They called him “Mr. Bubble.”

Since Irrational Exuberance, Shiller has published three other books. The most recent, and in many ways the broadest, is Animal Spirits, a collaboration with George A. Akerlof ’62, an economist at the University of California-Berkeley. Akerlof shared the 2001 Nobel Prize in economics, with A. Michael Spence and Joseph Stiglitz, largely for work that has come to be known as the “lemons” research. In Akerlof's portion of the research, he argued that the market for used cars suffered from an inherent flaw. The quality of used cars varied enormously, but only sellers typically knew which were the good ones and which were the lemons. Akerlof's essay on the subject, “The Market for Lemons,” was published in 1970. Five years later, Congress passed the Magnuson-Moss Warranty Act -- known as a lemon law -- which was meant to protect buyers of used cars.

Much like Shiller's work on bubbles, the lemons research challenged the basic idea of neo-classical economics: that markets generally function well. The discipline of economics concedes that markets have imperfections, but has long considered the flaws to be mere anomalies, which will be eliminated during the normal give-and-take of market transactions themselves. (This is the “invisible hand” of the markets, in Adam Smith's famous phrasing.) Yes, there might be the occasional dishonest used-car dealer, but he will be driven out of business because consumers will catch on to him. And, yes, there might be the occasional bubble, but it won't get too big. Investors, acting out of rational self-interest, will not let it happen.

Akerlof and Shiller disagree. They argue that flaws and excess are inherent to a market economy -- and that they are not minor. “The economics of the textbooks seeks to minimize as much as possible departures from pure economic motivation and from rationality,” Akerlof and Shiller write. “Our book marks a break with this tradition. In our view economic theory should be derived not from the minimal deviations from the system of Adam Smith but rather from the deviations that actually do occur and can be observed.”

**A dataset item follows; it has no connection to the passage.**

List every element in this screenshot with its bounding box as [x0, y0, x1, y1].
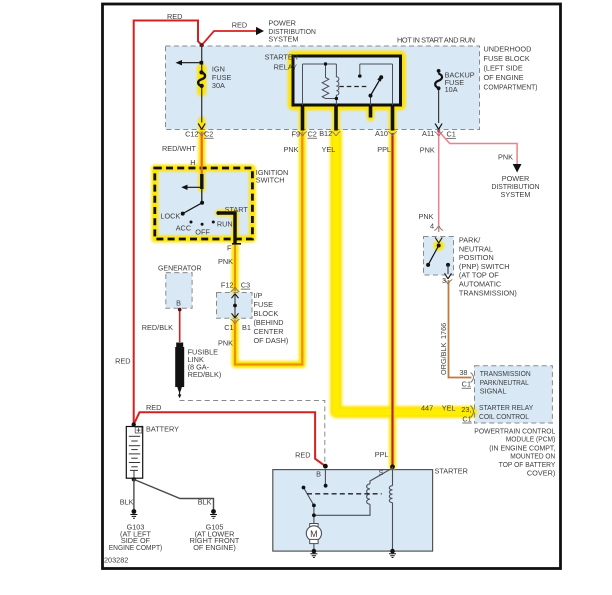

The common thread that runs through these deviations is human emotion -- or, as the early twentieth-century economist John Maynard Keynes described it, “animal spirits.” Over the past generation, a group of scholars, who have become known as behavioral economists, have helped change the discipline by pointing out just how important human emotion is. People are not, in fact, computers who analyze the offers sent by mutual funds or health clubs and always make the rational choice. (Advertising executives, it should be noted, have long understood this.) People are deeply affected by how the options are framed and how their ultimate decisions make them feel. They are driven, Akerlof and Shiller write, by trust and confidence, by notions of fairness, and by compelling stories about how the world supposedly works.

Shiller credits his wife, Virginia Shiller, for much of his evolution from a more traditional view of economics to a more behavioral one. She is a clinical psychologist at the Yale Child Study Center who, he says, has persuaded him that psychology is at the heart of economics. Psychology, not the hyperrational models of economics, helps explain why people continued to buy stocks in 1999 and Las Vegas condominiums in 2005. The buyers had come to believe the stories about how the future would be different. Dot-com companies didn't need to make profits. Home prices didn't have to be tied to the level of household income. It was a new era!

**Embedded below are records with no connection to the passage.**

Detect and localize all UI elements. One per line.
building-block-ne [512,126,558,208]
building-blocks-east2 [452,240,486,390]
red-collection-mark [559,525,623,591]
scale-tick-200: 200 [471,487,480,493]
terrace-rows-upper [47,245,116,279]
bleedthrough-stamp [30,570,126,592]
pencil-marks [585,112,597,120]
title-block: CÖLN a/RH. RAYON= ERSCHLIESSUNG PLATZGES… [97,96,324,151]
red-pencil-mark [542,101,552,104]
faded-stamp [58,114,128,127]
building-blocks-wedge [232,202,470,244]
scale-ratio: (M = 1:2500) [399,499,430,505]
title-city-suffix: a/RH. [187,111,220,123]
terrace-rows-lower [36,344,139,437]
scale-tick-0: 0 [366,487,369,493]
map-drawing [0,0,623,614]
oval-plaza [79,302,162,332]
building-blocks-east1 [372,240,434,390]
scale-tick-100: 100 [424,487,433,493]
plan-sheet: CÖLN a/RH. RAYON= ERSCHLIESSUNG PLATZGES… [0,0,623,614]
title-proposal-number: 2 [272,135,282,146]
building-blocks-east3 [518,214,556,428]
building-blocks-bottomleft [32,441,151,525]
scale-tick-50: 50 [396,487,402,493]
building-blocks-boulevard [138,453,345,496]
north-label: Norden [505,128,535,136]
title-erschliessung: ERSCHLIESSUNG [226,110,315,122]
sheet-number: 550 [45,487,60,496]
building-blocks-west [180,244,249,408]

Shiller argues that these stories were compelling partly because they contained a nugget of truth. A market system -- that is, capitalism -- has in fact proven to be the most successful way to organize an economy. The U.S. economy continues to be the richest the world has ever known. Asian economies that have moved toward a more market-based system, like China, India, South Korea, and Singapore, have experienced phenomenal gains in living standards. Individuals left to their own devices usually make rational choices.

Yet over the past generation policy makers have come to assume that the departures from rationality are so minor as to be nearly irrelevant to government. “If we thought that people were totally rational, and that they acted almost entirely out of economic motives,” Shiller and Akerlof write in Animal Spirits, “we too would believe that government should play little role.” In recent years, no one came to embody the laissez-faire idea more than Greenspan. “Those of us who have looked to the self-interest of lending institutions to protect shareholders' equity, myself included, are in a state of shocked disbelief,” he told a congressional committee during a humbling appearance last fall. He had, he admitted, found “a flaw” in his theory.

Shiller has been arguably Greenspan's best foil over the past decade and a half. With the big bubbles largely gone, Shiller is now arguing for an approach to economic policy that takes animal spirits far more seriously. And it isn't just about bubbles.